Question

I want to calculate the total working copy size of my currently checked out branch in git (only versioned files; not ignored files or files not yet a descendant of HEAD). Currently I tried this:

$ git ls-files | du -k | cut -f1 | awk '{total += $1} END {print total}'

However this takes an insane amount of time and outputs a number that doesn't seem to make sense:

29800260

I'm not sure what this number is. If there is a faster or more accurate command to do this please let me know.

Was it helpful?

Solution

You're on the right path, but use backticks instead of pipe.
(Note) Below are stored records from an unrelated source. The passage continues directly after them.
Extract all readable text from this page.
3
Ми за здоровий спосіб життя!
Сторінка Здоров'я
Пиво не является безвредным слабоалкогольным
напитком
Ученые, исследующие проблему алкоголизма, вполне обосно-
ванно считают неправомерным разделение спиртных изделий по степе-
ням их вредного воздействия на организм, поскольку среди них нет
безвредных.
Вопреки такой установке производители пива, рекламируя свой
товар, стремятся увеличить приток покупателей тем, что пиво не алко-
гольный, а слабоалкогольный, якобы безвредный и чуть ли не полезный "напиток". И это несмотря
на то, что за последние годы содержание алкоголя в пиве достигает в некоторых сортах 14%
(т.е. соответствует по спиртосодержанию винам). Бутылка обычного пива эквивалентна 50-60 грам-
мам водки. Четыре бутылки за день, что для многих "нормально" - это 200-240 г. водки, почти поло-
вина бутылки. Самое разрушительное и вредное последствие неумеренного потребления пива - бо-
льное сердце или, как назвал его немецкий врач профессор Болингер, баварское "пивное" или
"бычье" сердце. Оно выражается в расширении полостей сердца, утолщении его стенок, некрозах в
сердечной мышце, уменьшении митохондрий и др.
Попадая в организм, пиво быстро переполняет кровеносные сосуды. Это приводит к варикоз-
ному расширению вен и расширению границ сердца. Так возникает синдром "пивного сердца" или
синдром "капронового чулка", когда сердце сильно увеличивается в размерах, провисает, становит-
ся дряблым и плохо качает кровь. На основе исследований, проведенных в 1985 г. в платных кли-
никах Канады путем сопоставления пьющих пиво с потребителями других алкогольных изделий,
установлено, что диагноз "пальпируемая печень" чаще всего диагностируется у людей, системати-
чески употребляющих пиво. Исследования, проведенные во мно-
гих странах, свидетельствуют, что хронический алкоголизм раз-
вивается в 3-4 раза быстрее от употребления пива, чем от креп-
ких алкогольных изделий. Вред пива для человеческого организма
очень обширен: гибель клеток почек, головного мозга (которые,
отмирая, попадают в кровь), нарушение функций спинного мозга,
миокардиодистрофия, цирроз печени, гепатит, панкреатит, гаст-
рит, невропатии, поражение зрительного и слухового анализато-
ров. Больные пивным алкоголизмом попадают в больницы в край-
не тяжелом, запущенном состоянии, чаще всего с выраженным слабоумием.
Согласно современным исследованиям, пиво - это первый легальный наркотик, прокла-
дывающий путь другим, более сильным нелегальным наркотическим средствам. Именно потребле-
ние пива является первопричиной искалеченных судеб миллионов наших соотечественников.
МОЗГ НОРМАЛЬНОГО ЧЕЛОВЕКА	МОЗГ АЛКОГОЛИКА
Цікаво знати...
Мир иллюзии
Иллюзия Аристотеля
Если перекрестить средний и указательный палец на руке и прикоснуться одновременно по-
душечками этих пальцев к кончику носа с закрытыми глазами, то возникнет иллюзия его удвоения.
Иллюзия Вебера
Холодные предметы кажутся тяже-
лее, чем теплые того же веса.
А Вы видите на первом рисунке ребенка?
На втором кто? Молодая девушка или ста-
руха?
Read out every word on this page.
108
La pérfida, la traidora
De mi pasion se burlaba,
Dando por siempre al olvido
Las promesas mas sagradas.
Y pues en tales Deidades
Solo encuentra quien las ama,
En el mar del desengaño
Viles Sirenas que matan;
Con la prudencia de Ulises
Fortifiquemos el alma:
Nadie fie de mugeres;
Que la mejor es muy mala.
du -k `git ls-files` | awk '{total += $1} END {print total}'

If you have to worry about whitespace, both git ls-files and xargs can talk in nulls:

git ls-files -z | xargs -0 du -k | awk '{total += $1} END {print total}'

It took so long for you because git ls-files | was essentially a no-op, and du -k | was piping output for every file from your current directory down. Exactly what you were trying to avoid!

OTHER TIPS

Note that du shows the amount of disk space that a file takes up. This may vary depending on the file system type and settings. For example, a small 1 byte file may take up a block of 4 KB, or its content may be stored inline with the metadata.

If you want a sum of the exact byte sizes of all the files in the repository instead, you can use this:

git ls-tree -r -l HEAD | cut -d' ' -f 4- | awk '{s+=$1} END {printf "%.0f\n", s}'

This uses the blob size that is stored in Git and also works on a bare repository. The result is typically smaller than the one from du.